Pearl is distinguishing "intrinsically nondeterministic" from "ordinary" Bayesian networks, and he is saying that we shouldn’t mix up the two (though I think it would be easier to avoid this with a clearer explanation of the difference). Three questions:

  • Do we need determinism to define counterfactuals? No

  • Is uncertainty represented in causal Bayesian networks typically used in social science limited to "intrinsic nondeterminism"? No, and so we should be careful not to mix them up with "intrinsically nondeterministic" Bayesian networks

  • Is there no intrinsic nondeterminism in any causal Bayesian network relevant to social science? I doubt it More importantly, the thing you can do with counterfactual models that you can’t do with "ordinary" causal Bayesian networks is you can condition on the results of an action and then change the action (called "abduction"; this is why it would be helpful to have a better explanation of the difference between the two!). This will usually leave a bunch of uncertainty about stuff, which may or may not be intrinsic. You definitely don’t need determinism to do abduction, and I submit that our attitude towards the question of whether the leftover uncertainty is "intrinsic" should often be the same as our usual attitude toward this question: who cares?

Comment

  • Is there no intrinsic nondeterminism in any causal Bayesian network relevant to social science? I doubt it The intrinsic quantum nondeterminism probably mostly gets washed away due to enormous averages. Of course chaos theory means that it eventually gets relevant, but by the time it gets to relevant magnitudes, the standard epistemic uncertainty has already overwhelmed the picture. So I think in comparison to standard epistemic uncertainty, any intrinsic nondeterminism will be negligible in social science.

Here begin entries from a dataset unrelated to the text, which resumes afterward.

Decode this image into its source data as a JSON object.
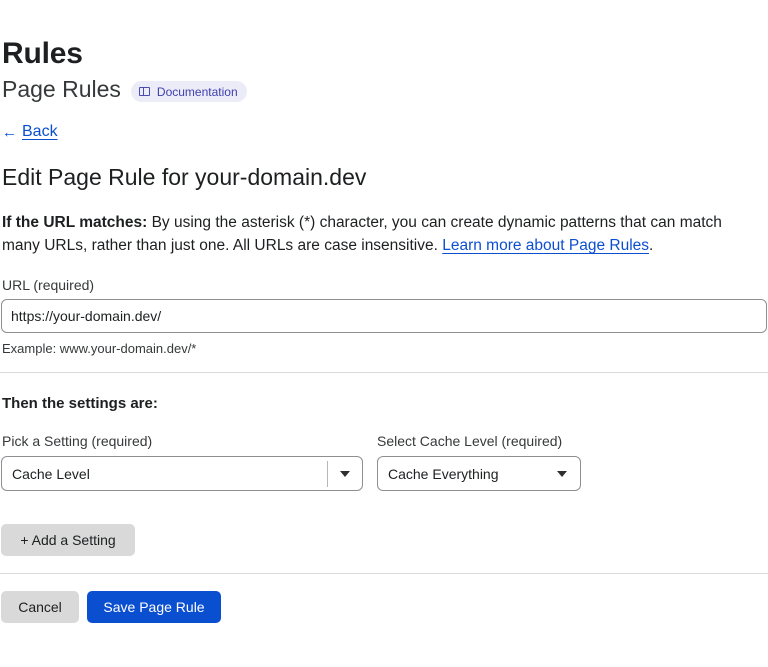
{
  "header": {
    "title": "Rules",
    "subtitle": "Page Rules",
    "doc_badge": "Documentation"
  },
  "nav": {
    "back_arrow": "←",
    "back_label": "Back"
  },
  "form": {
    "heading": "Edit Page Rule for your-domain.dev",
    "description": {
      "lead": "If the URL matches:",
      "body": " By using the asterisk (*) character, you can create dynamic patterns that can match many URLs, rather than just one. All URLs are case insensitive. ",
      "link": "Learn more about Page Rules",
      "tail": "."
    },
    "url": {
      "label": "URL (required)",
      "value": "https://your-domain.dev/",
      "hint": "Example: www.your-domain.dev/*"
    },
    "settings": {
      "heading": "Then the settings are:",
      "setting_label": "Pick a Setting (required)",
      "setting_value": "Cache Level",
      "cache_label": "Select Cache Level (required)",
      "cache_value": "Cache Everything"
    },
    "buttons": {
      "add_setting": "+ Add a Setting",
      "cancel": "Cancel",
      "save": "Save Page Rule"
    }
  },
  "colors": {
    "accent": "#0b4fd1",
    "badge_bg": "#ecebf8",
    "button_gray": "#d9d9d9"
  },
  "icons": {
    "doc_badge": "book-icon",
    "back": "arrow-left-icon",
    "dropdown": "caret-down-icon"
  }
}
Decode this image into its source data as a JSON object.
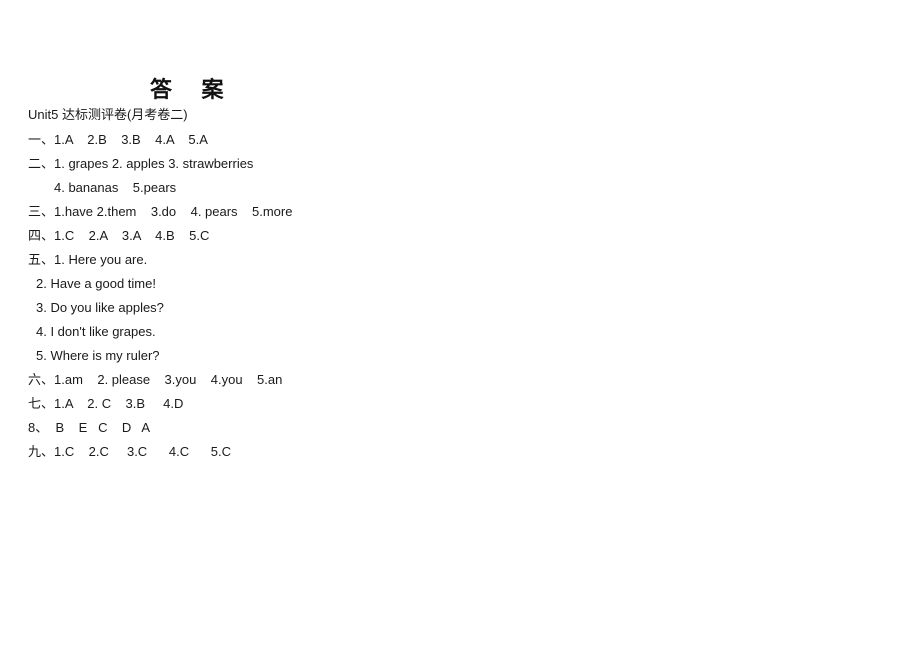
{
  "document": {
    "title": "答    案",
    "subtitle": "Unit5 达标测评卷(月考卷二)",
    "lines": [
      {
        "text": "一、1.A    2.B    3.B    4.A    5.A",
        "indent": "none"
      },
      {
        "text": "二、1. grapes 2. apples 3. strawberries",
        "indent": "none"
      },
      {
        "text": "4. bananas    5.pears",
        "indent": "indent-1"
      },
      {
        "text": "三、1.have 2.them    3.do    4. pears    5.more",
        "indent": "none"
      },
      {
        "text": "四、1.C    2.A    3.A    4.B    5.C",
        "indent": "none"
      },
      {
        "text": "五、1. Here you are.",
        "indent": "none"
      },
      {
        "text": "2. Have a good time!",
        "indent": "indent-2"
      },
      {
        "text": "3. Do you like apples?",
        "indent": "indent-2"
      },
      {
        "text": "4. I don't like grapes.",
        "indent": "indent-2"
      },
      {
        "text": "5. Where is my ruler?",
        "indent": "indent-2"
      },
      {
        "text": "六、1.am    2. please    3.you    4.you    5.an",
        "indent": "none"
      },
      {
        "text": "七、1.A    2. C    3.B     4.D",
        "indent": "none"
      },
      {
        "text": "8、  B    E   C    D   A",
        "indent": "none"
      },
      {
        "text": "九、1.C    2.C     3.C      4.C      5.C",
        "indent": "none"
      }
    ]
  },
  "colors": {
    "page_background": "#ffffff",
    "text": "#1a1a1a"
  }
}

More importantly, the thing you can do with counterfactual models that you can’t do with "ordinary" causal Bayesian networks is you can condition on the results of an action and then change the action (called "abduction"; this is why it would be helpful to have a better explanation of the difference between the two!). This will usually leave a bunch of uncertainty about stuff, which may or may not be intrinsic. I know and agree.

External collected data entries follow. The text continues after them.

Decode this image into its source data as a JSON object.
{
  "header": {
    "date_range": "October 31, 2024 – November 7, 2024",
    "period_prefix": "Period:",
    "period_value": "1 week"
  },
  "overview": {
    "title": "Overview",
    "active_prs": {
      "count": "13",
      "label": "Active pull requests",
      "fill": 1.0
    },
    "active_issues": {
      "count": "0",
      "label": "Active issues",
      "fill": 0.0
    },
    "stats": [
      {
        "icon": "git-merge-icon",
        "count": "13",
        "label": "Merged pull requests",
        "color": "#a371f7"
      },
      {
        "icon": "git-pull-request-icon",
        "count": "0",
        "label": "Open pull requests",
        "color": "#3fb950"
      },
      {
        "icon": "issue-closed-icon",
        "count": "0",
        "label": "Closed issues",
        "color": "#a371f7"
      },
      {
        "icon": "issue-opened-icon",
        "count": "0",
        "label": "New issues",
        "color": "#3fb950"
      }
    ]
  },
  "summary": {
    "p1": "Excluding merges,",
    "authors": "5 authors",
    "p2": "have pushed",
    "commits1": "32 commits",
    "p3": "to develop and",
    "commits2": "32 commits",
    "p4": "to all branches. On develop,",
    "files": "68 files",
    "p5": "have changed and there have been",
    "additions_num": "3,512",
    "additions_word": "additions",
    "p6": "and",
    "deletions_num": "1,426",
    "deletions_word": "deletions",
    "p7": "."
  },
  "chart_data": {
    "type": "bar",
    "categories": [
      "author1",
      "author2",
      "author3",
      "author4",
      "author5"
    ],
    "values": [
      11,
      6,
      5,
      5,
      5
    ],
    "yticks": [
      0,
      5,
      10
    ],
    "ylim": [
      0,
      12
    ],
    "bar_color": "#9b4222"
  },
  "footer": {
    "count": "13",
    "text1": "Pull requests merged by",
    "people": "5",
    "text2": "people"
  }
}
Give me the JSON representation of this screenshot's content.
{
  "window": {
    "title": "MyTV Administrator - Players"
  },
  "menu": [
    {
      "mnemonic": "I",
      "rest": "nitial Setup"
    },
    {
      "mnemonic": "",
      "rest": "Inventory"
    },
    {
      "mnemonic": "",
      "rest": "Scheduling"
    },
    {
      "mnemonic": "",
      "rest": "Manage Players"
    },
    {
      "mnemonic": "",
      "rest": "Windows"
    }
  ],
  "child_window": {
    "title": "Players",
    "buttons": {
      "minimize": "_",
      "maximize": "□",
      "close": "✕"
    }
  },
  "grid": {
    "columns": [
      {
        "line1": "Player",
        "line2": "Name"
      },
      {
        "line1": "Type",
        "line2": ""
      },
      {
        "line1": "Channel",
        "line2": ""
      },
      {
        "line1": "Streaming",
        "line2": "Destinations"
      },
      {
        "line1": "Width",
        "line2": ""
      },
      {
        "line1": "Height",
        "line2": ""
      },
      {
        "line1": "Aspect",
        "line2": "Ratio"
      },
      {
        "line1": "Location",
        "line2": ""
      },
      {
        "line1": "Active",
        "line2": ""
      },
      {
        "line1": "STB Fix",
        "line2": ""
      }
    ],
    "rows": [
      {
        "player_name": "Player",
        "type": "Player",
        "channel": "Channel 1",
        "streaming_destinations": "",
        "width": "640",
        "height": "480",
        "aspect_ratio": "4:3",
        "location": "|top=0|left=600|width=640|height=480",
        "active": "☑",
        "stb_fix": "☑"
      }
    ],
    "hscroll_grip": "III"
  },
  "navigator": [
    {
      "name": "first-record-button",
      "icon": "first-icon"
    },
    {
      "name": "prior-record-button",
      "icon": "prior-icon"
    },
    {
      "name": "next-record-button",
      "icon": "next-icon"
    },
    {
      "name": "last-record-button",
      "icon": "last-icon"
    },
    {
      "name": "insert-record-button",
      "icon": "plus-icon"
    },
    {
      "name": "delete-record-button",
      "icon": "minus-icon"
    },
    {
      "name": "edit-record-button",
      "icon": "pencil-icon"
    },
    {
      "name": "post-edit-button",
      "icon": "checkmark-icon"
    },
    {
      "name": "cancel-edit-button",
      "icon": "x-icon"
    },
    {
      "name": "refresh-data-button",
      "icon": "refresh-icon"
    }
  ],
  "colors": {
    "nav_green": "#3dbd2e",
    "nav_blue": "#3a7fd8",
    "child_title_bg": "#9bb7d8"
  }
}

  • Do we need determinism to define counterfactuals? No [...] You definitely don’t need determinism to do abduction, and I submit that our attitude towards the question of whether the leftover uncertainty is "intrinsic" should often be the same as our usual attitude toward this question: who cares? I sort of have some problems with/​objections to counterfactuals in the presence of intrinsic nondeterminism. E.g.Y_{X=X} might not be equal to Y (and per chaos theory, would under many cicumstances never be equal or even particularly close). But since intrinsic nondeterminism isn’t relevant for social science anyway, I just skipped past them.

Comment

Does chaos theory apply at the micro-scale (quantum phenomena) or at the macro-scale?

Comment

Chaos theory applies at all scales. It turns micro-scale uncertainty into macro-scale uncertainty at an exponential rate.